‘ecdysis of green flowers’ and other poems
By: Abubakar Auwal
ecdysis of green flowers
finalist BKPW Contest
here— an image of motherland is tuned from the rhythm
of our greened fur; a convolvulus one, taking flight
to where we plant our names, flower the smiles of gods & metaphors
into anything that plant home in the garden of chrysanthemum.
in another poem; i wafted my bones into an enigma of broken nights
waxed on the pulpit, father buried his teeth in loopholes of an early
bee— the bee is a greened flower, wearing mother’s face
like a butterfly, water-flying to name the colors of dark metaphors.
here— boys & girls with broken teeth are scarfed into the cottage of
shattered dreams, like headless flowers swallowing the colors of death.
i’m remembering the year mother held the face of gods on her palms,
rewriting her womb for the birth of another god; a green one
to facebook her heart & unify her scrunching face
in between the lullabies of green clouds— green & white fur, flapping
in the constitution of the ashes we daily inhale
to sing the anthem of men metamorphosed into the shrine.
father thought us to live, to heart, to sun, to day, to night
and gather the debris of our broken names, together.
to tweet the route of a green home; i cultured my breath into appendages
of memories, morphing between the whispers of butterflies
like the wind translating our names into ecdysis of green flowers.
i engraved my ribs to learn the language of everything green.
tonight; this poem fly to home a greened dove, vanishing between
the science of a boy learning the lunatic language of desert & men.
ANOTHER TITLE FOR BOYS IN THE CEMETERY
When mother grew her first tooth/ father was decade away from the age of men. // I ask if men can be gods/ or gods to be men/ maybe;// my mother would’ve cupped her grief/& named a peace behind the tears/ of the baby she gave to departure. // I versed this poem/ from the heart that sense the weight of grief// the heart that lost love at puerile days/ & the heart that was made from broken rhythm. // in another title this boy was fatherless, motherless & famililess/ like one buried on the heart of death. or the other one that find earth in the street of cockroach city.// & find himself caged,/ thought how to beg for bread/ from age-mate dressed to school/ or the other one calculating the formula in physics// or the other one searching for the laws in chemistry/ when sipping fire from the cup of flames.// this is another title for boys/ in the cemetery of dogs/ & here I prays/ father(s) should never again sold our future in the name of knowledge.
pilgrim of survival
far, singing into broken night
my sister darted herself into broken syllables
of fire. i sing her
from the intoxicating heaven
beside her lips.
she’s a dead butterfly, watering her ribs
into a journeying storm
of mud, of rain
& tears that gauge
the roses on her cheeks.
beside this poem, she lives
thousand times to plant her tooth
on the face of god, of you, of me
& the sermons of what you puzzled the earth with.
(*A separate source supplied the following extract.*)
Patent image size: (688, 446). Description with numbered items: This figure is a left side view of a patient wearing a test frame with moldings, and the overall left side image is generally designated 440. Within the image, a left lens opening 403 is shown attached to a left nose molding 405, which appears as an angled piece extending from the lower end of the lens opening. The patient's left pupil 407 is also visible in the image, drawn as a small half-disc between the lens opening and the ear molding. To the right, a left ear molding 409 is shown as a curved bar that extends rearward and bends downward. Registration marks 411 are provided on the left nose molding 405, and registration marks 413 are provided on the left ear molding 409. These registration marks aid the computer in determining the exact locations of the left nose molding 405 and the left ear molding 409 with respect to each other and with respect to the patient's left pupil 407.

after this poem, i’m wrapped to dictate
the chuckles in her bones.
she’s eye goddess to how the
exasperated boreholes burdened
with the anthem of pain that
sings me to rain the earth. justice earthquake.
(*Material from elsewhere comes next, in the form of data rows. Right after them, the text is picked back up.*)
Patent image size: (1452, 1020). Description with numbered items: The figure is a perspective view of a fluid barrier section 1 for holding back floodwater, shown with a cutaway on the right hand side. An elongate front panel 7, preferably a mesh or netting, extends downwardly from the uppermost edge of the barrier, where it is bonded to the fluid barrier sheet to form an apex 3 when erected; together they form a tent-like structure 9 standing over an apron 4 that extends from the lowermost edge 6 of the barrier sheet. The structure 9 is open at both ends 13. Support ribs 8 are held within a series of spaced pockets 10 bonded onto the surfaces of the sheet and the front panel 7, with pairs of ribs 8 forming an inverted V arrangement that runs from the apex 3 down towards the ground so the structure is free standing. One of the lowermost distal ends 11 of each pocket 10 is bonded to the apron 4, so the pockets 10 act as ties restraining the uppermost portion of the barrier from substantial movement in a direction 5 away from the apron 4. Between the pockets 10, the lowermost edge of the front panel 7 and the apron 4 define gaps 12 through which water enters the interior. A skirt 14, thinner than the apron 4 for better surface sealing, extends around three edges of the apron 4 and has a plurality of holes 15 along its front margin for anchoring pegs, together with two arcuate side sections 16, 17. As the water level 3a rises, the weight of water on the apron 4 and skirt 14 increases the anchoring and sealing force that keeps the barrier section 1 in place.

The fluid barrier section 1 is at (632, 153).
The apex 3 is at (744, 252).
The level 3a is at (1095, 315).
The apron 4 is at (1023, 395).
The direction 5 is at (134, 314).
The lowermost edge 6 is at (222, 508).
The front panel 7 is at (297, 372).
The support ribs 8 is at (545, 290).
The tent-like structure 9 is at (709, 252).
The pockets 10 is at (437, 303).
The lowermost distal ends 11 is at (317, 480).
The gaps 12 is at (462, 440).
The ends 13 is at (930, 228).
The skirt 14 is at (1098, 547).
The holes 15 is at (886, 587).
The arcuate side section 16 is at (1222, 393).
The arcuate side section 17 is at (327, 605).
a soul like her, equal yours. her laughter sized
the smile of your lord. i don’t know if
you truly knows that we both
share the same wind. we breathe the gravity
of every physic our bones can solve
& let the theories pounced on the belly of wormhole.
mother victimized her fading dreams, too.
father murdered them. for sure she may blessed this poem
with the colors of her dream learning to find
cottage in between the walls that universe her lad
with the study of suicide as she boiled silence
from the pot that burnt down, the pilgrim of justice.
###
Abubakar Auwal is an award-winning author of Portrait Of gods As Metaphors; 1st runner up Nigeria Prize for Teen Authors (Poetry, 2024). He was the winner of Splendors of Dawn Poetry and Short Story Competition (February-April, 2023), finalist BPKW Poetry Contest, NYTH Poetry Contest, & longlist Brigitte Poirson Poetry Prize, shortlist Arting Arena Poetry Chapbook Contest and others.